Best: Early Returns On Restructured Top Six
The chemistry Getzlaf showed with David Perron since his arrival has been undeniable, but it's worth remembering that Perron has a reputation for being a bit of a streaky scorer. After a four-game stretch where he failed to register on the scoresheet (including the New Jersey game), in which Anaheim lost three of four and scored three times total in the losses, it's understandable why head coach Bruce Boudreau wanted to shake things up. The good thing is, it appears the talent on the top six is plenty malleable, perhaps moreso than any grouping Anaheim has had during the Boudreau era.
The logic behind McGinn with a reunited Twins is easy to see: Getzlaf and Perry have thrived with a big, burly forward that can win board battles and gets to the front of the net- see Maroon, Patrick. McGinn has a bit more of a finishing touch, and more of a proven track record in the league, so it makes sense that this trio would click, and they immediately did. Shuffling Perron down to skate with Rickard Rakell and Brandon Pirri on the second line is equally enticing. Rakell can continue to work his play-making magic, with career-highs already in goals and points, and assists surely coming, while having both a winger that gets to the inside in Perron, and a quicker shooter in Pirri he can work with on the rush and finding open spots in the offensive zone. Both reconfigured lines found the scoreboard.
3) Cam Fowler
Fowler just looks more comfortable playing with Simon Despres as his defense partner, with the duo playing top line minutes for the game. A theory as to why that may be: Despres' first instincts seem to be defense-first. Sure, there will be the odd time that he steps up to hold the puck in at the line (and there was an instance where he did that in the second that Fowler hustled back and traded lanes to moot out), but he very rarely moves further down the boards to join the offense.
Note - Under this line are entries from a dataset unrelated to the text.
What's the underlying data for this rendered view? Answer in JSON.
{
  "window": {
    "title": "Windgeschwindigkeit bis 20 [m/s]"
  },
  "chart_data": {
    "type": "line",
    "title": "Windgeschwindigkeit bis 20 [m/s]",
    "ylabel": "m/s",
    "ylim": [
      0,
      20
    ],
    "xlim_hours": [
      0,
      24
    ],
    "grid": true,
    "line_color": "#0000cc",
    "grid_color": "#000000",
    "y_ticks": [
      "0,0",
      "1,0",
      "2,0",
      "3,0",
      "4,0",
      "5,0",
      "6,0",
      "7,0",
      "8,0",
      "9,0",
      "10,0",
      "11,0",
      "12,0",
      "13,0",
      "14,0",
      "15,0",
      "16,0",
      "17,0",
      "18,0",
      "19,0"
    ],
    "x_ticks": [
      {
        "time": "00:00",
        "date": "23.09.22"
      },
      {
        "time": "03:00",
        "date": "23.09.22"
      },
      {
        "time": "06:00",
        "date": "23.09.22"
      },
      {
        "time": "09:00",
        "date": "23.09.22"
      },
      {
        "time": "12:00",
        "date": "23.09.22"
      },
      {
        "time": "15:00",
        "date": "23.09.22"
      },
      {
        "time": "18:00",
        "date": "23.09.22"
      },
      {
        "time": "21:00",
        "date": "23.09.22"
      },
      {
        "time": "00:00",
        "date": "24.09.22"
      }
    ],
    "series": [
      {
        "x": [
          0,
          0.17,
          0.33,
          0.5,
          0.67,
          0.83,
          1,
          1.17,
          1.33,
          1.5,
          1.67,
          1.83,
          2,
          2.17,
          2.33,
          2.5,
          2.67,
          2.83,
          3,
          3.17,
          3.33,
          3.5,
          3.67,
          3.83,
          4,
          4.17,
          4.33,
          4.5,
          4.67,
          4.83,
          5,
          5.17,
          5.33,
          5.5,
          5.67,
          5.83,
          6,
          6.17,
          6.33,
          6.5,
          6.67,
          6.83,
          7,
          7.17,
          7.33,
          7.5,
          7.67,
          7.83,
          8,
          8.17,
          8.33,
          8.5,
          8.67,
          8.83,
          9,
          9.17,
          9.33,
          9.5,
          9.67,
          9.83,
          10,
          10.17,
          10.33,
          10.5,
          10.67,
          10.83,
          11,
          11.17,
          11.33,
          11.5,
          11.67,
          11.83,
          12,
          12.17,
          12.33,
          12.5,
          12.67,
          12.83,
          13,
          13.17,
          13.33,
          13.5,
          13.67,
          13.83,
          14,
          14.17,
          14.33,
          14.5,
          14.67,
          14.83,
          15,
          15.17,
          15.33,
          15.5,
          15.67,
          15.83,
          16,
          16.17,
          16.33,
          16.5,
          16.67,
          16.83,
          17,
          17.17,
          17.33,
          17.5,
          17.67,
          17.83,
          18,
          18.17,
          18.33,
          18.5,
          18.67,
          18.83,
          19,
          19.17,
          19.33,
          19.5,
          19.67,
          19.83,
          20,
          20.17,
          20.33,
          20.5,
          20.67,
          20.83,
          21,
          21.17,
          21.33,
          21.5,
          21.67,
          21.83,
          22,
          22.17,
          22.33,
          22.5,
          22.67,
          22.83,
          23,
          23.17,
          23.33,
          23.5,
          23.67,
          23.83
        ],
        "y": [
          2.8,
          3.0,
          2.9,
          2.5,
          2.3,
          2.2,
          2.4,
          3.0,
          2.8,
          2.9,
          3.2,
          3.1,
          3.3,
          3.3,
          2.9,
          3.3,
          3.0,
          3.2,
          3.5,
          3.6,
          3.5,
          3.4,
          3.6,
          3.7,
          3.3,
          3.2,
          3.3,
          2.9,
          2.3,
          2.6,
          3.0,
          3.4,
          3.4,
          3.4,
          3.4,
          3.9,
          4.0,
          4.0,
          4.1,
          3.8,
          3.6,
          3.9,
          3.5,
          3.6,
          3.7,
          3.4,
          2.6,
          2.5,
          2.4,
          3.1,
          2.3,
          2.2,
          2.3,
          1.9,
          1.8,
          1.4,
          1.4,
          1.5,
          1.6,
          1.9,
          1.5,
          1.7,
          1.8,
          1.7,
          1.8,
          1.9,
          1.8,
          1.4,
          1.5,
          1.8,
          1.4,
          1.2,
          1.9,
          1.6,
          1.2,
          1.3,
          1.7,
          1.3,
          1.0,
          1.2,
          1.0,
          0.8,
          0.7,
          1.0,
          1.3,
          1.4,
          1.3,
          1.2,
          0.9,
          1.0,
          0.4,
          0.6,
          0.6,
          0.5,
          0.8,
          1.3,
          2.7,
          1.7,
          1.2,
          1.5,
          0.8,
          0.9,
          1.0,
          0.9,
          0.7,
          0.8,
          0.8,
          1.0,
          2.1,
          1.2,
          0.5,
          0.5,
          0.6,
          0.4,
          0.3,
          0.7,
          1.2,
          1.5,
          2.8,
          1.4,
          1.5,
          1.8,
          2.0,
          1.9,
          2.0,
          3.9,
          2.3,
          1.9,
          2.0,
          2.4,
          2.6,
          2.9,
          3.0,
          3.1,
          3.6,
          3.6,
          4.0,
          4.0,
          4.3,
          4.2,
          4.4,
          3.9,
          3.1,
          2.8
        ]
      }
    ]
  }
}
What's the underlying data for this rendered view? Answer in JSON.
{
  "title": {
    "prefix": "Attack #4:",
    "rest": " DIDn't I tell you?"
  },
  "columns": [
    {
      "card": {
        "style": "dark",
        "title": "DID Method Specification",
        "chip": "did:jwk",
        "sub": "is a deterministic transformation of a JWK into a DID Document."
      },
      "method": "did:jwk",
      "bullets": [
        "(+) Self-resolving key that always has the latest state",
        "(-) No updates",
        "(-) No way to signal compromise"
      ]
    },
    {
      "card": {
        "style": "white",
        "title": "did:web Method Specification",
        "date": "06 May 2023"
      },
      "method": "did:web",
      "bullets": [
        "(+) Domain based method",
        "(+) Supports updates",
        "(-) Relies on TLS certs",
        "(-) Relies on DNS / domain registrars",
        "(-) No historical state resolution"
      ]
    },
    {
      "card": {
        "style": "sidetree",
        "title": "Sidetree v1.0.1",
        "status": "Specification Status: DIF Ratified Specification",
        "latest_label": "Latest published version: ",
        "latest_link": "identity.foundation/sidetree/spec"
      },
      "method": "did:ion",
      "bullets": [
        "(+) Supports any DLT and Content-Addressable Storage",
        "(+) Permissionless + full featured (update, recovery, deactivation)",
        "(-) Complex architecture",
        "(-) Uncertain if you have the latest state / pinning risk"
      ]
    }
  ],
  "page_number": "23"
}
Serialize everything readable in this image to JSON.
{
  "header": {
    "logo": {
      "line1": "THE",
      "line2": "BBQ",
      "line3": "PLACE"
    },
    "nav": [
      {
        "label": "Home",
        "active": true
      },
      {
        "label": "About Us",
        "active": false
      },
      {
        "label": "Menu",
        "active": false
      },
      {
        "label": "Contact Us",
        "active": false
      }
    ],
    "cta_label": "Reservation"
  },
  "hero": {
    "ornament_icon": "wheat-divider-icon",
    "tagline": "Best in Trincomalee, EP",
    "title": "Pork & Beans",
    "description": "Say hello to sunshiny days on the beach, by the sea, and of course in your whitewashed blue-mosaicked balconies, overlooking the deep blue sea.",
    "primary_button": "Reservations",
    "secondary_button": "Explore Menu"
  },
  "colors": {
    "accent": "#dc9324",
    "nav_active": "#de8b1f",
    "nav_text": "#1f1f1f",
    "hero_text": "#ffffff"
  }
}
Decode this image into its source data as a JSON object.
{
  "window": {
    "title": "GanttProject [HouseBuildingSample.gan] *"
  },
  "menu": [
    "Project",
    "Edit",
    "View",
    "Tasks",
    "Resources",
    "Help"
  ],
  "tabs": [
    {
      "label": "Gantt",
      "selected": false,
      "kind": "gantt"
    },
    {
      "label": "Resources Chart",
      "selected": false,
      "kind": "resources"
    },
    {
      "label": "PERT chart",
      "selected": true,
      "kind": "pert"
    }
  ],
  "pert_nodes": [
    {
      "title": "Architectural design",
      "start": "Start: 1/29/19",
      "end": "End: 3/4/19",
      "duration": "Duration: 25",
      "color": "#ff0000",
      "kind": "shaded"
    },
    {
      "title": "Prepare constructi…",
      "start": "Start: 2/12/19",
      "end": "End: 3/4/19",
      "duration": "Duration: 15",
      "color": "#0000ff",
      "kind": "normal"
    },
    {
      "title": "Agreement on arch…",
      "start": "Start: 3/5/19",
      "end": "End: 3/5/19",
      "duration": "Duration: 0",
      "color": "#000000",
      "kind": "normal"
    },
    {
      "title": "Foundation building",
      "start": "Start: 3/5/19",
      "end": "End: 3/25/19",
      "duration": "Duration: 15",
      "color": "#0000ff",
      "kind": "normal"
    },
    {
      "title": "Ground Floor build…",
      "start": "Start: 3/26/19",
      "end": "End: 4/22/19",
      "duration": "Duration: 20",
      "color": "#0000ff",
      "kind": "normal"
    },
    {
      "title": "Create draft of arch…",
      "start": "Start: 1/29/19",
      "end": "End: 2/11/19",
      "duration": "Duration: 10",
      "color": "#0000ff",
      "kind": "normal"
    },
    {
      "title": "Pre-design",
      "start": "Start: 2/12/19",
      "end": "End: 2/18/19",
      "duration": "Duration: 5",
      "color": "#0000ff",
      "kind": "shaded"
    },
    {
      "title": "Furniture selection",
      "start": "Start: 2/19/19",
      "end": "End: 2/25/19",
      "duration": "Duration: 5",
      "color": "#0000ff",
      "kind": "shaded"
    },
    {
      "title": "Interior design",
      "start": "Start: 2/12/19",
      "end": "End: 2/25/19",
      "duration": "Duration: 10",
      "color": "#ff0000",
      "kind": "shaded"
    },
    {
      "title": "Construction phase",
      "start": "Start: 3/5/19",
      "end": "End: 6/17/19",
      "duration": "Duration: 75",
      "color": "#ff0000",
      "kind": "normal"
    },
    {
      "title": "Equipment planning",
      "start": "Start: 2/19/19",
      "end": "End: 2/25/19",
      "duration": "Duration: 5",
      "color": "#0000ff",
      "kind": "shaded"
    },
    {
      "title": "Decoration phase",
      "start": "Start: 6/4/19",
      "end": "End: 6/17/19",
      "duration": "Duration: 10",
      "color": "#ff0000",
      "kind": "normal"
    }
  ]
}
It makes for an easier to read style, giving Fowler a better sense of when to join the play and when to drop back. The only Bruin trio that generated a major attempts advantage against him was Eriksson-Krejci-Pastrnak; a solid evening when having his number called most of any player on the Ducks.
2) Hampus Lindholm
The return of Kevin Bieksa to the lineup (who skated with the Zdeno Chara-wrangling Clayton Stoner) allowed Lindholm to return to his regular running mate on the backend this season in Josh Manson, and the duo did their usual bit of having the best five-on-five shot attempt differential amongst the defense corps. While it doesn't look like he'll set a career high in points this season, Lindholm has set a new mark for goals, and his tally was perhaps the biggest of the game for Anaheim. Smart read to see that Perry was alone in the slot and there still was a lane, allowing Getzlaf to perfectly use Perry as a decoy and set up Hampus for the five-hole snapper just 58 seconds into the third to effectively salt the game. He also had the secondary helper on Anaheim's final tally.
A 38-save shutout for his second no-no of the year, and the tenth time this year he's made more than 30 saves in a game. Fredo's 6-3-1 in those heavier workload games. Not bad for a start that wasn't originally scheduled as his.